Gözlerinin baktığı en yüksek yerde, koca bir dev gibi durur Üsküp Kalesi. M.S. 6. yüzyıl, ah o eski zamanlar... Bizanslılardan, Osmanlılardan kalma taşlar... Hem tarihin tozlu raflarında gezin, hem de şehrin manzarasını seyre dal... İyi gelecektir.
Osmanlı’dan kalma bir miras, Vardar Nehri üzerinde adeta şehri ikiye böler. O ne köprü ama! 15. yüzyıldan beri burada. Tarih, insanlarla birlikte yürür burada. Şehir merkezinden Eski Çarşı'ya geçiş yaparken, ayakların sadece taşlara değil, tarihe de basıyor aslında.
Şehrin kalbi, atışı, her şey buradan başlar, burada biter. Büyük İskender Heykeli mi dedin? Orada, meydanın ortasında seni izler. Etrafta bir sürü kafe, restoran... Meydanın enerjisi seni sarar, içini kıpır kıpır yapar, oturup izlemelik.
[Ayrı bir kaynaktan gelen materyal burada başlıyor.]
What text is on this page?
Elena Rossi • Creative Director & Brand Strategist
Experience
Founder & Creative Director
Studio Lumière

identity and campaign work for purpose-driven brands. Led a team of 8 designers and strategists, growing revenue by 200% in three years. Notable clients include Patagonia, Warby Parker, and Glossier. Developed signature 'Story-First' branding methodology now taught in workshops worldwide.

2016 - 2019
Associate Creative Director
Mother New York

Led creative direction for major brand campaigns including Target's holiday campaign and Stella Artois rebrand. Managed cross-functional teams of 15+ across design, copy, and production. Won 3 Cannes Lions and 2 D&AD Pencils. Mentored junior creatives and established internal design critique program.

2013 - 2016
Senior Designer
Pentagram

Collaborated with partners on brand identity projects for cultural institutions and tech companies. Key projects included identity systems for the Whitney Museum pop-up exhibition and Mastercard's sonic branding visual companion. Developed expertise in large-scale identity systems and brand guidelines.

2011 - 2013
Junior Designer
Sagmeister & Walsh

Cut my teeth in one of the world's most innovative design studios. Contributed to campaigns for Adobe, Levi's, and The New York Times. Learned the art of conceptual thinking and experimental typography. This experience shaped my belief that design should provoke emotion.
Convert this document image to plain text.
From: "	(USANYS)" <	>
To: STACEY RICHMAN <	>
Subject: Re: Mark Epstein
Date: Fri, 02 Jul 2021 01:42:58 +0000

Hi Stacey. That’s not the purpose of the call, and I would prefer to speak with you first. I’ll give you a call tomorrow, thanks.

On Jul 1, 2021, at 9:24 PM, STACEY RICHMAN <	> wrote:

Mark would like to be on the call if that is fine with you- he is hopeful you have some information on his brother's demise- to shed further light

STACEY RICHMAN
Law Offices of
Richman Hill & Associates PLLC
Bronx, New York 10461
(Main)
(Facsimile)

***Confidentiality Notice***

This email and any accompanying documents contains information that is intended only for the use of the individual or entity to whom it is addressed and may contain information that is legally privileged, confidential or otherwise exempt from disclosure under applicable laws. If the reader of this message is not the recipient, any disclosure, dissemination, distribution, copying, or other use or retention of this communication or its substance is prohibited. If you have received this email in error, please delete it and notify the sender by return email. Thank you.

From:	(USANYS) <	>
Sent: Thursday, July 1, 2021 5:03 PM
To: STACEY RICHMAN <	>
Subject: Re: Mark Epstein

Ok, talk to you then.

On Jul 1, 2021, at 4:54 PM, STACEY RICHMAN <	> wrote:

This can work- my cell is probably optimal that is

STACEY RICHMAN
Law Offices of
Daracık sokaklar, hanlar, camiler... Yüzyıllardır aynı yerinde bekleyen dükkanlar. Osmanlı'nın bıraktığı izler var her köşede. Alışveriş yapmak mı? Hele o el sanatları ve hediyelik eşyalar, mutlaka bir şeyler alırsın. Kurşunlu Han ve Mustafa Paşa Camii, buralara gelmişken atlanmaz.